Right next to the scars Potter gave you in sixth year.
Draco studied the man walking ahead of him and wondered if he had given those same scars to his version of Draco Malfoy. According to what he had said under the Veritaserum, their two universes had been one recently, so he must have. Draco bit his lips and tried to decide how he felt about an injury to a version of himself—but to a version of himself he had never met.
Oblivious to his insecurity, Potter reached the doors. He studied them for a moment, then grinned. He drew his wand. Draco braced himself for Potter to start drawing flowers and bright sparkly letters on Gregory’s doors the way he had on Draco’s, but instead, he whipped his wand in a flourish over his head and then brought it down in a slashing motion.
A gap appeared between the doors, destroying their perfect symmetry. At once, wards sprang into motion, crying out and flickering on and off like a maelstrom of yellow and pink light. Draco stared. Such a simple spell shouldn’t have set off that many alarms. He knew the Goyles were proud of their home, but really, spoiling its symmetry was enough to get their attention?
“I recognized some of the wards they were using,” Potter said, grinning wildly when he saw Draco looking at him. “Beauty wards. They’re designed to alert the house-elves whenever dirt builds up in a certain area or a wound occurs to the house.” He shrugged modestly. “I thought doing something like this would draw their attention and help to convince your friend of our non-hostile intent. After all, I could have used a much more powerful spell that would have inflicted real damage.”

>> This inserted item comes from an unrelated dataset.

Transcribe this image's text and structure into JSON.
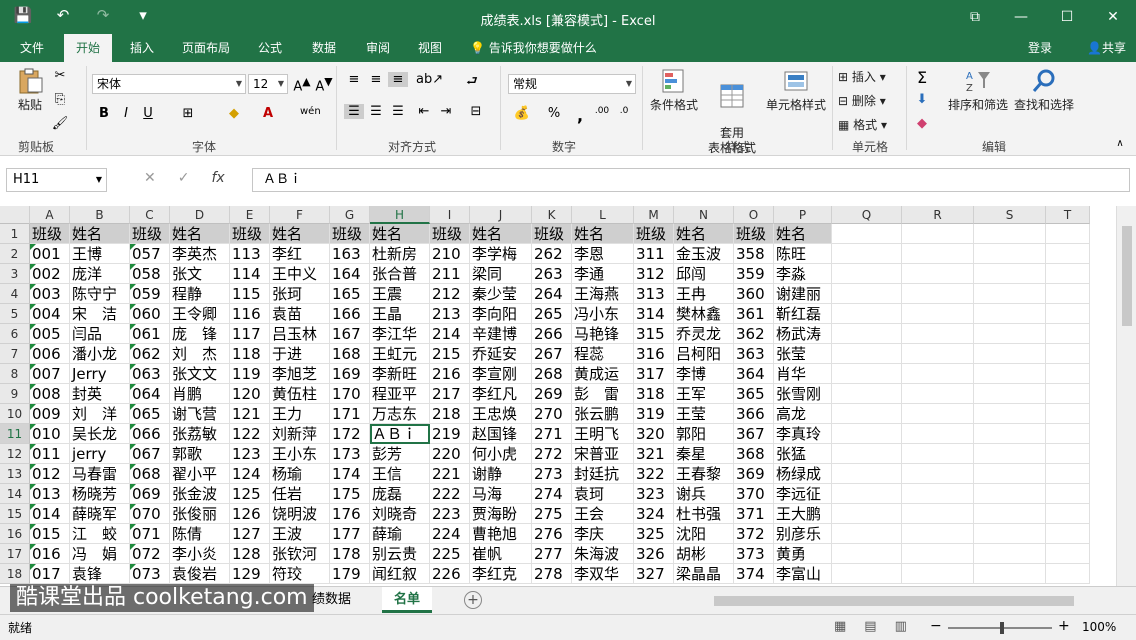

Draco chose to shake his head. “I don’t think Gregory will be convinced that I’m not hostile no matter what you do,” he muttered.

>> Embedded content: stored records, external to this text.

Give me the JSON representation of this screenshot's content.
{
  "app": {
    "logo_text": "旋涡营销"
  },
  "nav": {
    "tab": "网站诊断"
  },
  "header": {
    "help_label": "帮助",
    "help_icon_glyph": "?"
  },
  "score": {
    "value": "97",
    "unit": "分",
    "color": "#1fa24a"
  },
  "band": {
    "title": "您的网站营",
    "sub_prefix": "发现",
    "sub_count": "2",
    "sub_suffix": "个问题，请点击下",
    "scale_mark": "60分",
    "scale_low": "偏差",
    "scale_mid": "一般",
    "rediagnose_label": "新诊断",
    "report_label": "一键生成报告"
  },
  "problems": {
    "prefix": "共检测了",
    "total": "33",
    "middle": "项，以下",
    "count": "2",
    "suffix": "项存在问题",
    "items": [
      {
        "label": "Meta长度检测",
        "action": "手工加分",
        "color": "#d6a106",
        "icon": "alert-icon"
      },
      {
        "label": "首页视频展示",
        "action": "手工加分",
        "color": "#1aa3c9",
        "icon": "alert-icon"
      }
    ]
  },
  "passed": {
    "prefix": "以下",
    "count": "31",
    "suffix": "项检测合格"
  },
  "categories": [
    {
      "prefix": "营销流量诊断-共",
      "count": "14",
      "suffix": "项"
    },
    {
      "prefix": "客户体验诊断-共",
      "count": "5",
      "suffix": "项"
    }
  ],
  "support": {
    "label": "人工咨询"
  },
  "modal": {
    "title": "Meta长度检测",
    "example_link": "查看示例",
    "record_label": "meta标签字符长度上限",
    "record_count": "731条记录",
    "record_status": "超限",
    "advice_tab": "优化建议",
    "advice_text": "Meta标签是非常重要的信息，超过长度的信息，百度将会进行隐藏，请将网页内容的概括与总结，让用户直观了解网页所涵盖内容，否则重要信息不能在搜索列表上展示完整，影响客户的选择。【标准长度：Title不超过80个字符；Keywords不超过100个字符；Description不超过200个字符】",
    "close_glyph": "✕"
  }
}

“Let’s just see, shall we?” Potter asked, as the doors swung open and two house-elves sprang outside to examine the gap and decide what to do about it.

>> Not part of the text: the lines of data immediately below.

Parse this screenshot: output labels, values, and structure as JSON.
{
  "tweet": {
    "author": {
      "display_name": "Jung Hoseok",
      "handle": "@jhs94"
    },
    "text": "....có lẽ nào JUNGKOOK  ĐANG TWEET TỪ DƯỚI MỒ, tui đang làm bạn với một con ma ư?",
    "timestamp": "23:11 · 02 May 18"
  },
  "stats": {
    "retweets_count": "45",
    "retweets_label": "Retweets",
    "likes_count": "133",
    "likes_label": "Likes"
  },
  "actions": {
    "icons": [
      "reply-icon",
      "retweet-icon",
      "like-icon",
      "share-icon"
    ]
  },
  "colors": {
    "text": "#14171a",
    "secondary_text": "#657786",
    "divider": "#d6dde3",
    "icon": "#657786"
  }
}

When they saw Draco and Potter, they paused and stared, confounded. The one on the right pulled on his ears and said, “Master Malfoy is not being welcome here. Master Goyle said.” He looked dolefully at Potter. “And Master Harry Potter is not being a usual guest, and we has no orders about him. Oh dear, oh dear.”
“If you’d just tell Gregory Goyle that we’d like to speak to him,” Potter said cheerfully.
“Master Malfoy must be waiting off the grounds,” said the elf, with a low bow and a flapping of its fingers at the same time.
“But he’s with me, and you said that you had no orders concerning me,” said Potter. “Together, we make a unit you don’t have any orders about either. Both of us are waiting on the grounds. Go ask Gregory Goyle if he’ll speak to us. The unit of Draco and Harry,” he added, with a relish that made Draco look at him speculatively.
For long moments, the house-elf tried to work this out. His companion was busy smoothing the gap by adjusting the way the doors hung from their hinges, using almost imperceptible bursts of magic. The other elf banged his head on the doors, tugged on his ears again, and then said, in a deep, doleful tone, “Whimsy will ask.”
“Thank you, Whimsy.” Potter nodded as if the elf were doing him a courtesy instead of acting under orders before Whimsy disappeared. Then he glanced around and up at the house and gave a theatrical shiver. “Gloomy place, isn’t it?”
“The Goyles have always been like that,” Draco muttered. He hesitated, then stepped up to Potter. “Listen, if Gregory comes out and starts flinging curses, then you can leave. There’s no reason for both of us to risk our skins.”
Potter stared at him, his mouth open. Draco stared back in some frustration. I’ve finally managed to surprise him, and as usual, I have no notion of how I did it.
“I’m going to pretend you didn’t say that,” Potter said at last, in a grave tone, “because it’s so very stupid.”
“But why?” Draco shook his head and stopped himself from running his hand through his hair just in time. He didn’t want to appear disheveled in front of Gregory. Too much out of the ordinary, and he was likely to decide that this was a trick. “Even if you want to help me, that doesn’t include taking a wound for me.”
“Of course it does,” Potter said, blinking at him. “The Mind-Healers I went to were ready to restrain me if necessary, and they could have been hurt doing that. Some of them dueled with me to relieve my tension. That could have hurt them. A few provoked me to magical rages because they thought I needed to learn how to control my temper and learn the difference between something worth getting angry over and something stupid that I allowed myself to snap apart over without sufficient provocation. They could have been hurt doing that. I want to help you, Draco, and that doesn’t include running away the moment it might get a little hard.”
Draco didn’t get the chance to retort—and he wasn’t sure which of the many thoughts swirling through his head he would have picked to say, anyway—because the doors opened and Gregory stepped out onto the front stoop and stared at them mistrustfully.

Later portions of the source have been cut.